Sono sempre stata timida, fin da bambina. Avevo una fantasia molto fervida e un mondo interiore piuttosto ricco nel quale mi trovavo a mio agio. Per questo mi interessava relativamente quello che succedeva fuori e per questo probabilmente ero poco propensa ad entrarvi in contatto.
Sono timida tutt’ora. Sono una che arrossisce se le piace qualcuno, se deve parlare in pubblico o con chi non conosce. Non si tratta solo di un colorito un po’ più acceso, no, in questo io spacco proprio, divento rossa, di un bel rosso scarlatto che non passa inosservato. La mia è una timidezza appariscente, che ama mettersi in mostra.
Non l’ho mai vissuta bene, comunque. Quando stavo in mezzo agli altri e dovevo socializzare avevo spesso la sensazione che prova chi arriva ad una festa quando sono già tutti alla terza birra. Che non è come dire che mi sentivo a mio agio. Con il tempo sono migliorata, ma nell’animo resto una timida.
Per questo ho iniziato a rifletterci sopra quando ho notato che anche mia figlia inizia a manifestare degli atteggiamenti da timida. Me lo dicevano le maestre già all’asilo quando mi raccontavano che per rompere il ghiaccio aveva bisogno del supporto dell’amica del cuore. Me lo dice anche mia madre ricorrendo a una di quelle espressioni cariche di ansia che la contraddistinguono: “bisogna fare qualcosa, questa bambina è timida!”. Lei fa così, appiccica etichette per avere l’impressione di avere tutto sotto controllo.
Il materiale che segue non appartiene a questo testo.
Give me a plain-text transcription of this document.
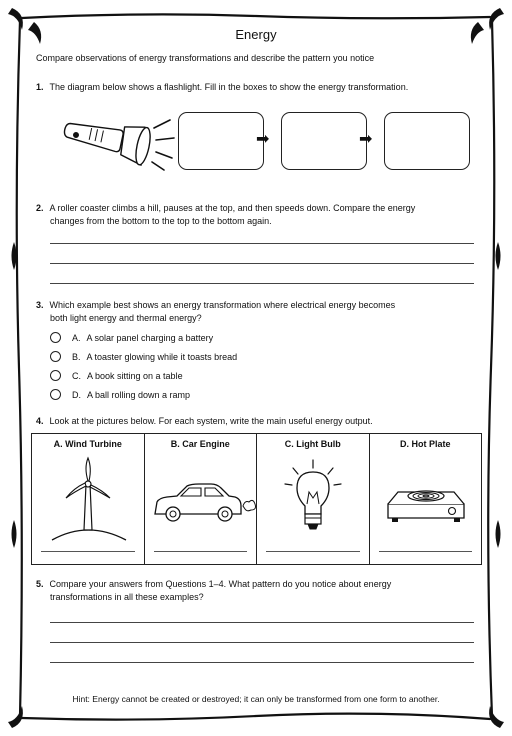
Energy
Compare observations of energy transformations and describe the pattern you notice
1. The diagram below shows a flashlight. Fill in the boxes to show the energy transformation.
➡	➡
2. A roller coaster climbs a hill, pauses at the top, and then speeds down. Compare the energy
changes from the bottom to the top to the bottom again.
3. Which example best shows an energy transformation where electrical energy becomes
both light energy and thermal energy?
A. A solar panel charging a battery
B. A toaster glowing while it toasts bread
C. A book sitting on a table
D. A ball rolling down a ramp
4. Look at the pictures below. For each system, write the main useful energy output.
A. Wind Turbine	B. Car Engine	C. Light Bulb	D. Hot Plate
5. Compare your answers from Questions 1–4. What pattern do you notice about energy
transformations in all these examples?
Hint: Energy cannot be created or destroyed; it can only be transformed from one form to another.
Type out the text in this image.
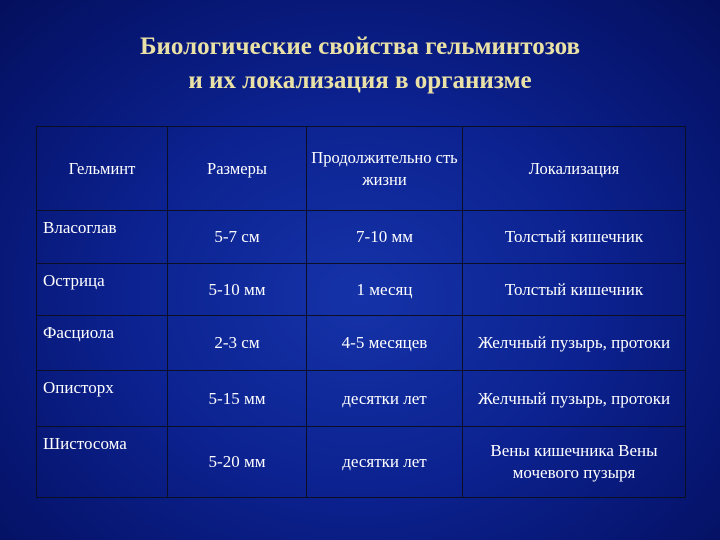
Биологические свойства гельминтозов
и их локализация в организме
Гельминт	Размеры	Продолжительно сть жизни	Локализация
Власоглав	5-7 см	7-10 мм	Толстый кишечник
Острица	5-10 мм	1 месяц	Толстый кишечник
Фасциола	2-3 см	4-5 месяцев	Желчный пузырь, протоки
Описторх	5-15 мм	десятки лет	Желчный пузырь, протоки
Шистосома	5-20 мм	десятки лет	Вены кишечника Вены мочевого пузыря
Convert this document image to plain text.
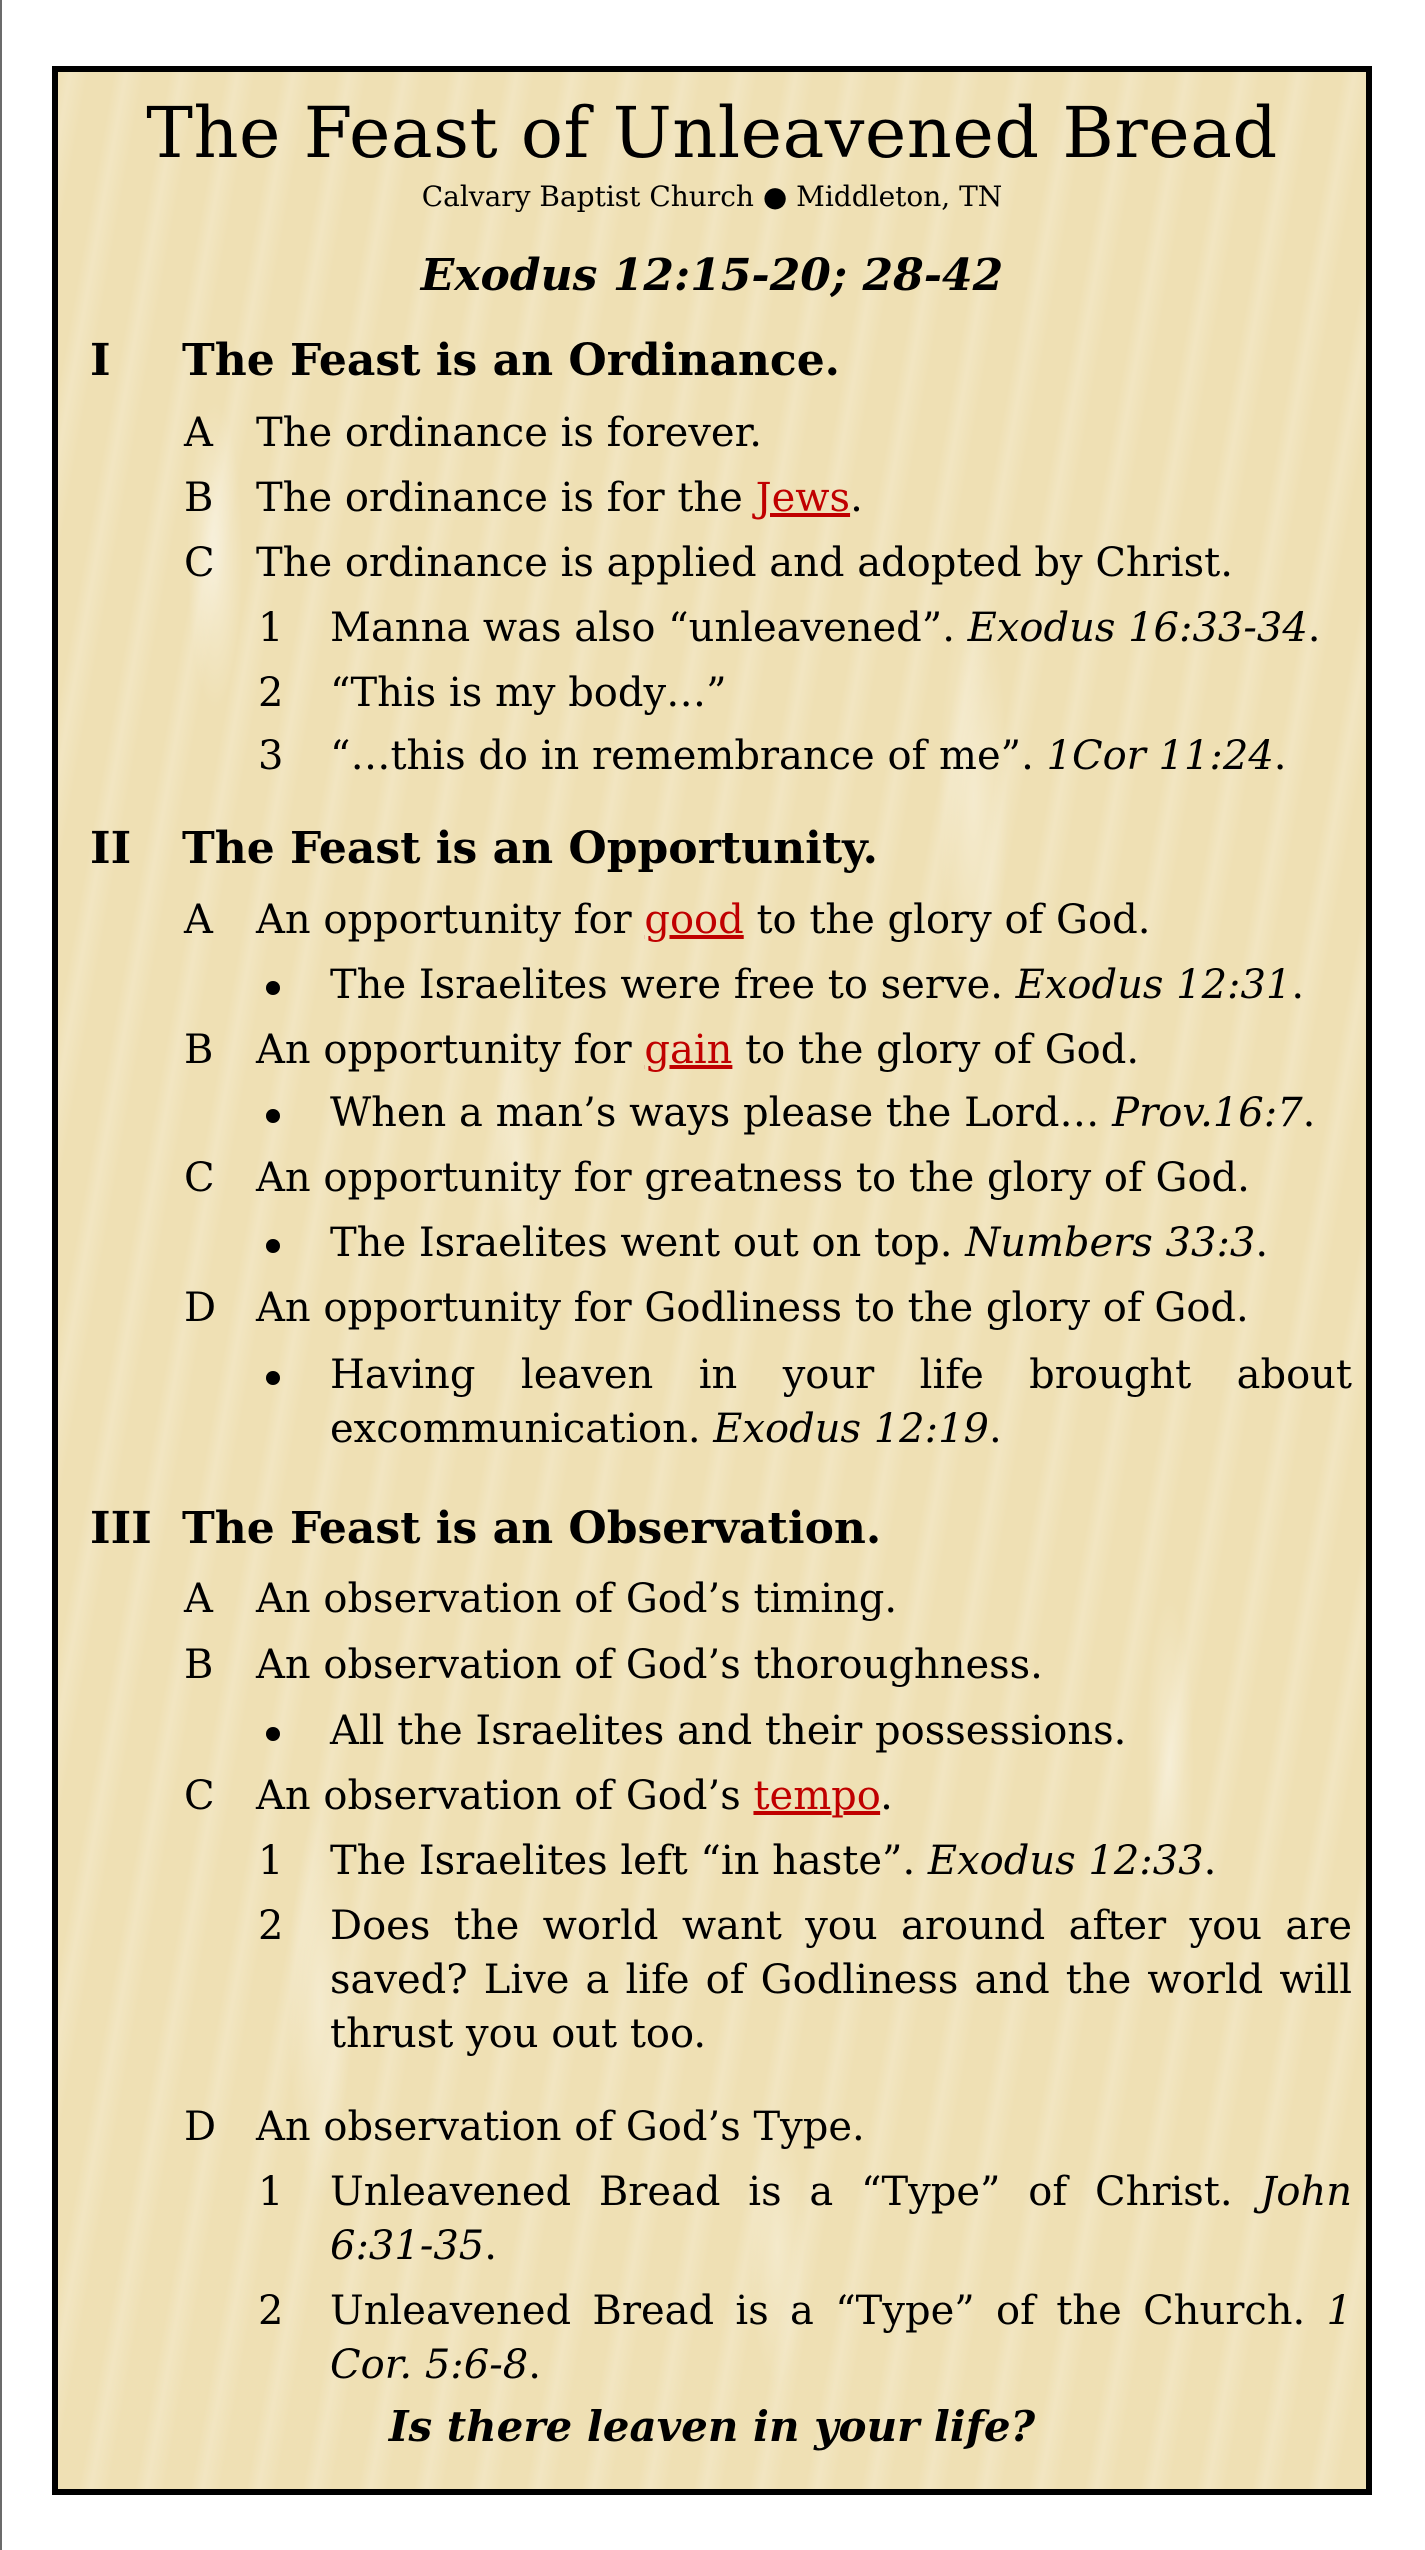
The Feast of Unleavened Bread
Calvary Baptist Church ● Middleton, TN
Exodus 12:15-20; 28-42
I The Feast is an Ordinance.
A The ordinance is forever.
B The ordinance is for the Jews.
C The ordinance is applied and adopted by Christ.
1 Manna was also “unleavened”. Exodus 16:33-34.
2 “This is my body…”
3 “…this do in remembrance of me”. 1Cor 11:24.
II The Feast is an Opportunity.
A An opportunity for good to the glory of God.
The Israelites were free to serve. Exodus 12:31.
B An opportunity for gain to the glory of God.
When a man’s ways please the Lord… Prov.16:7.
C An opportunity for greatness to the glory of God.
The Israelites went out on top. Numbers 33:3.
D An opportunity for Godliness to the glory of God.
Having leaven in your life brought about excommunication. Exodus 12:19.
III The Feast is an Observation.
A An observation of God’s timing.
B An observation of God’s thoroughness.
All the Israelites and their possessions.
C An observation of God’s tempo.
1 The Israelites left “in haste”. Exodus 12:33.
2 Does the world want you around after you are saved? Live a life of Godliness and the world will thrust you out too.
D An observation of God’s Type.
1 Unleavened Bread is a “Type” of Christ. John 6:31-35.
2 Unleavened Bread is a “Type” of the Church. 1 Cor. 5:6-8.
Is there leaven in your life?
Io invece mal tollero tutto ciò che serve a catalogare in schemi fissi. Credo piuttosto che ognuno di noi abbia una propensione verso determinati atteggiamenti, che magari si manifesta da quando siamo bambini, ma che non è rigida ed immutabile e può trasformarsi in base al nostro vissuto e all’ambiente in cui ci muoviamo. Se invece veniamo catalogati come persone timide, finiremo per adeguarci alle aspettative, facendo della timidezza una nostra caratteristica.
Credo inoltre, perchè l’ho sperimentato, che essere timidi dipenda molto dalla nostra insicurezza. A me per esempio capita di essere timida in alcune situazioni e più disinvolta in altre nelle quali mi sento più sicura.
Per questo non mi piace forzare mia figlia a socializzare, né imporle situazioni nelle quali so che si troverebbe a disagio. L’altro giorno, per esempio, è stata invitata per la prima volta ad un pigiama party e dopo ripensamenti e tentennamenti vari, ha decretato che non se la sentiva di fermarsi a dormire fuori casa. Alla fine ha deciso di rimanere dall’amichetta solo per la cena e poi siamo andati a recuperarla.
Non la forzo, dicevo, combatto la sua insicurezza con un’altra strategia. “Sei la mia bambina in gamba, intelligente e importante” le dico spesso. Cerco di rafforzare la sua autostima con un trittico di “i”. Glielo dico perchè ci credo, altrimenti, sveglia com’è mi sgamerebbe in due secondi e l’effetto sarebbe controproducente e catastrofico. E glielo dico perchè è ancora in un’età in cui quello che penso di lei non solo le interessa tantissimo, ma sedimenta e va a costruire la sua identità. Non sarà così più avanti quando la mia sarà solo una voce in sottofondo e quello che penso, un’opinione da contrastare a priori per puro spirito di ribellione.
Ma c’è un’altra cosa che le dico ed è una cosa di cui mi sono accorta con il tempo,
Viviamo in un mondo che non sa smettere di parlare, pieno di gente che grida e alza la voce, di esibizionisti a tutti i costi, senza talenti né cose da dire, di gente che preme per stare sul palcoscenico e sotto i riflettori. Ci muoviamo in una società in cui vanno di moda la sfrontatezza e la spudoratezza e in cui sono i comunicatori ad emergere.
Invece a me piace chi entra in punta di piedi e chiedendo permesso, chi parla sottovoce, chi non si impone ad ogni costo. Mi piacciono le persone sensibili e modeste, quelle che sanno osservare e stare ad ascoltare.
E quindi quello che le dico, quando la vedo in difficoltà, è che a me i timidi piacciono. Lo faccio perchè se voglio che si senta sicura di sé il primo passo è che si senta accettata per quella che è.
Non so se sia la soluzione giusta, può darsi che ce ne siano di più efficaci, ma quello che spero è che sia giusto l’obiettivo, che non è certo quello di vincere la timidezza. Voglio piuttosto che si senta adeguata e amata per quella che è, e che non senta il bisogno di cambiare per compiacere gli altri.
Se riuscirà in questo la sua timidezza continuerà probabilmente a stare lì, ma sarà per lei solo una sfumatura del carattere e talvolta, forse, anche una risorsa.